9013 - Pourquoi mourir deux fois ?

N. Lygeros

Pourquoi mourir deux fois ? Telle est la question. Le suicide n’est qu’une étape qui ne permet pas l’aboutissement. Mais la seconde mort atteint l’essentiel. Non, cette problématique n’est pas formelle. Elle n’est pas non plus un simple essai littéraire pour une nouvelle philosophie. Nous parlons bien de la vie et de la notion de sacrifice. Les exemples de Stavroguine et de Kaliayev ne sont pas des cas extrêmes comme ceux de Dom Juan et de Kirilov. Mais ils proviennent de la réalité. Voilà ce qu’il ne faut pas oublier dans cette analyse.

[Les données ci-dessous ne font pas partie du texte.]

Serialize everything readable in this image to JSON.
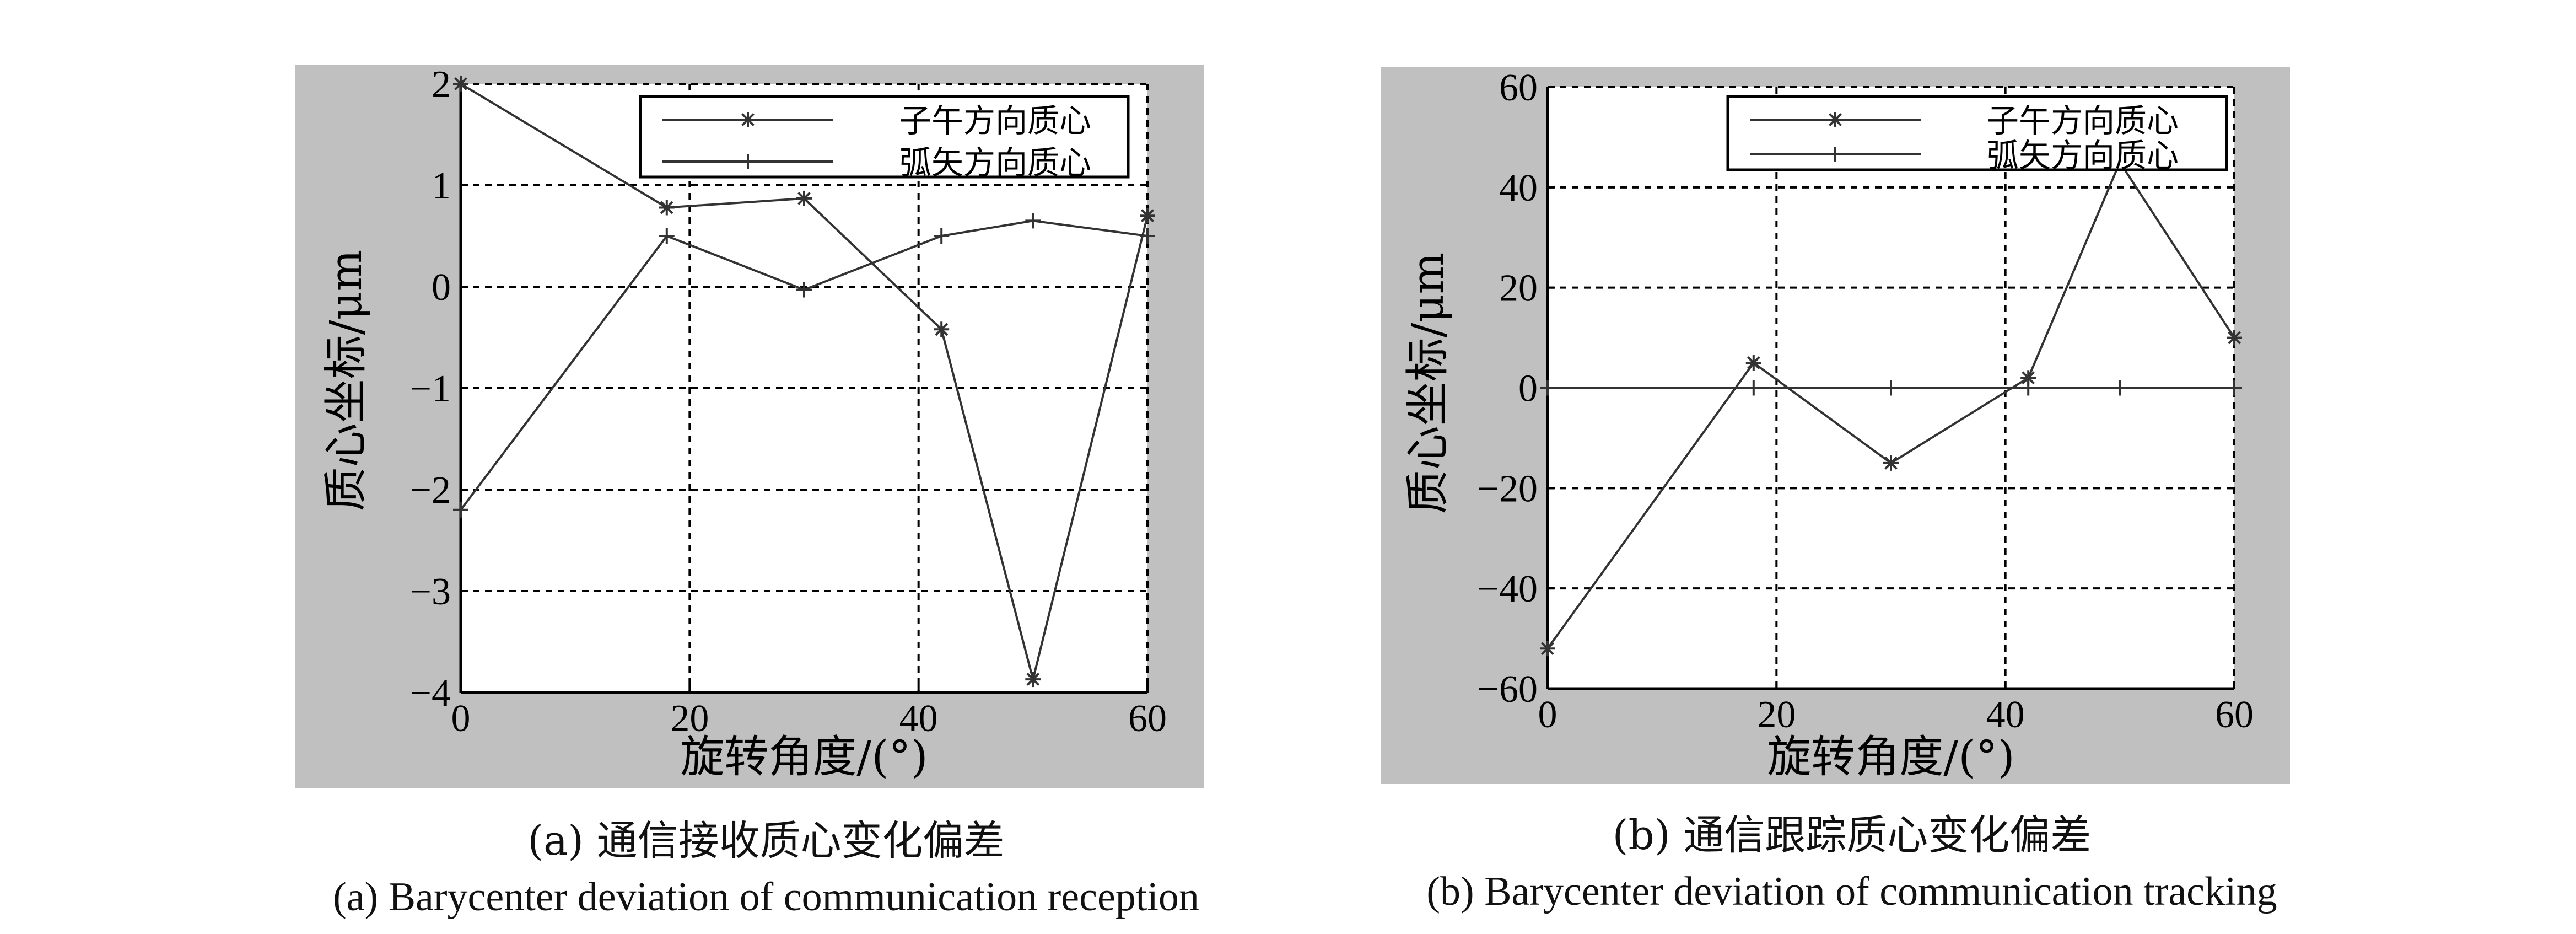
{
  "colors": {
    "frame_bg": "#c0c0c0",
    "plot_bg": "#ffffff",
    "line": "#333333",
    "grid": "#000000"
  },
  "captions": {
    "a_zh": "(a) 通信接收质心变化偏差",
    "a_en": "(a) Barycenter deviation of communication reception",
    "b_zh": "(b) 通信跟踪质心变化偏差",
    "b_en": "(b) Barycenter deviation of communication tracking"
  },
  "chart_data": [
    {
      "type": "line",
      "xlabel": "旋转角度/(°)",
      "ylabel": "质心坐标/μm",
      "xlim": [
        0,
        60
      ],
      "ylim": [
        -4,
        2
      ],
      "xticks": [
        0,
        20,
        40,
        60
      ],
      "yticks": [
        -4,
        -3,
        -2,
        -1,
        0,
        1,
        2
      ],
      "xtick_labels": [
        "0",
        "20",
        "40",
        "60"
      ],
      "ytick_labels": [
        "−4",
        "−3",
        "−2",
        "−1",
        "0",
        "1",
        "2"
      ],
      "grid": true,
      "legend_position": "top-right",
      "x": [
        0,
        18,
        30,
        42,
        50,
        60
      ],
      "series": [
        {
          "name": "子午方向质心",
          "marker": "*",
          "values": [
            2.0,
            0.78,
            0.87,
            -0.42,
            -3.87,
            0.7
          ]
        },
        {
          "name": "弧矢方向质心",
          "marker": "+",
          "values": [
            -2.2,
            0.5,
            -0.03,
            0.5,
            0.65,
            0.5
          ]
        }
      ]
    },
    {
      "type": "line",
      "xlabel": "旋转角度/(°)",
      "ylabel": "质心坐标/μm",
      "xlim": [
        0,
        60
      ],
      "ylim": [
        -60,
        60
      ],
      "xticks": [
        0,
        20,
        40,
        60
      ],
      "yticks": [
        -60,
        -40,
        -20,
        0,
        20,
        40,
        60
      ],
      "xtick_labels": [
        "0",
        "20",
        "40",
        "60"
      ],
      "ytick_labels": [
        "−60",
        "−40",
        "−20",
        "0",
        "20",
        "40",
        "60"
      ],
      "grid": true,
      "legend_position": "top-right",
      "x": [
        0,
        18,
        30,
        42,
        50,
        60
      ],
      "series": [
        {
          "name": "子午方向质心",
          "marker": "*",
          "values": [
            -52,
            5,
            -15,
            2,
            45,
            10
          ]
        },
        {
          "name": "弧矢方向质心",
          "marker": "+",
          "values": [
            0,
            0,
            0,
            0,
            0,
            0
          ]
        }
      ]
    }
  ]
}
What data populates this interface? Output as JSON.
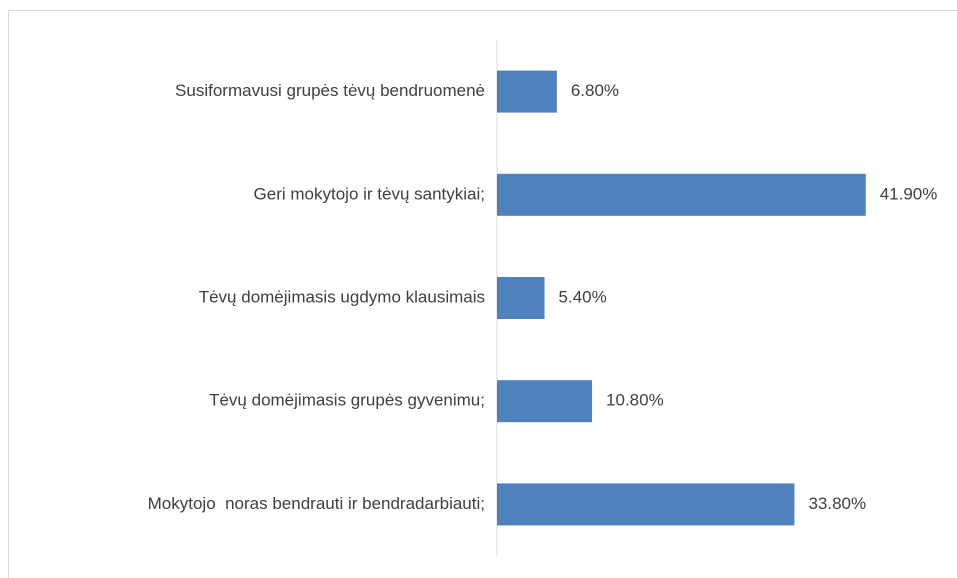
{
  "chart_data": {
    "type": "bar",
    "orientation": "horizontal",
    "categories": [
      "Susiformavusi grupės tėvų bendruomenė",
      "Geri mokytojo ir tėvų santykiai;",
      "Tėvų domėjimasis ugdymo klausimais",
      "Tėvų domėjimasis grupės gyvenimu;",
      "Mokytojo  noras bendrauti ir bendradarbiauti;"
    ],
    "values": [
      6.8,
      41.9,
      5.4,
      10.8,
      33.8
    ],
    "value_labels": [
      "6.80%",
      "41.90%",
      "5.40%",
      "10.80%",
      "33.80%"
    ],
    "color": "#4f81bd"
  }
}
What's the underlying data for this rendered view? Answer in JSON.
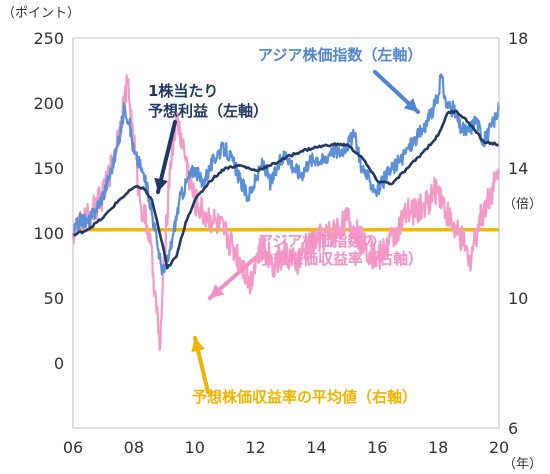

Nous pensons comprendre aisément la notion de résistance mais qu’en est-il de celle de sacrifices ? Pouvons-nous la concevoir en relation avec le suicide ? Ou cette dernière idée nous choque-t-elle ? Prenons l’exemple de Socrate pour éviter celui de Jésus. Devons-nous considérer que Socrate s’est suicidé ou s’est sacrifié ? Car nous ne devons pas oublier que ses disciples lui avaient indiqué qu’ils pouvaient le faire évader. De plus, Socrate a effectué une double apologie. Comme la première pouvait être interprétée diplomatiquement par les tenants des accusations de la rhétorique, Socrate a forcé le trait de la seconde pourrait être finalement condamné à mort. Cette mort est-elle vraiment différente d’un suicide ? Est-ce la condamnation qui fait la différence où celle-ci n’est-elle qu’un moyen pour faire passer le message ? Pour un homme qui n’a jamais rien écrit, était-ce un moyen de coder la mémoire des hommes. Ce moyen, semble-t-il monstrueux, est-il nécessaire ? N’est-ce pas un stigmate qui condamne la société locale pour n’aborder que l’Humanité dans son ensemble. N’est-ce pas une manière de mourir deux fois ? Et celle-ci n’est-elle pas nécessaire en tant que changement de phase pour montrer l’importance de l’œuvre et non de la personne. Car Socrate, tel que nous le connaissons désormais, l’aurait-il été, s’il n’était pas mort ainsi. Cette mort étrange au-delà de la mort naturelle, dans le sens où elle est voulue, alors que cela ne semble pas nécessaire, n’est-elle pas le signe du sacrifice qui s’inscrit dans un acte double ? Mourir deux fois pour faire vivre l’œuvre, telle est la raison.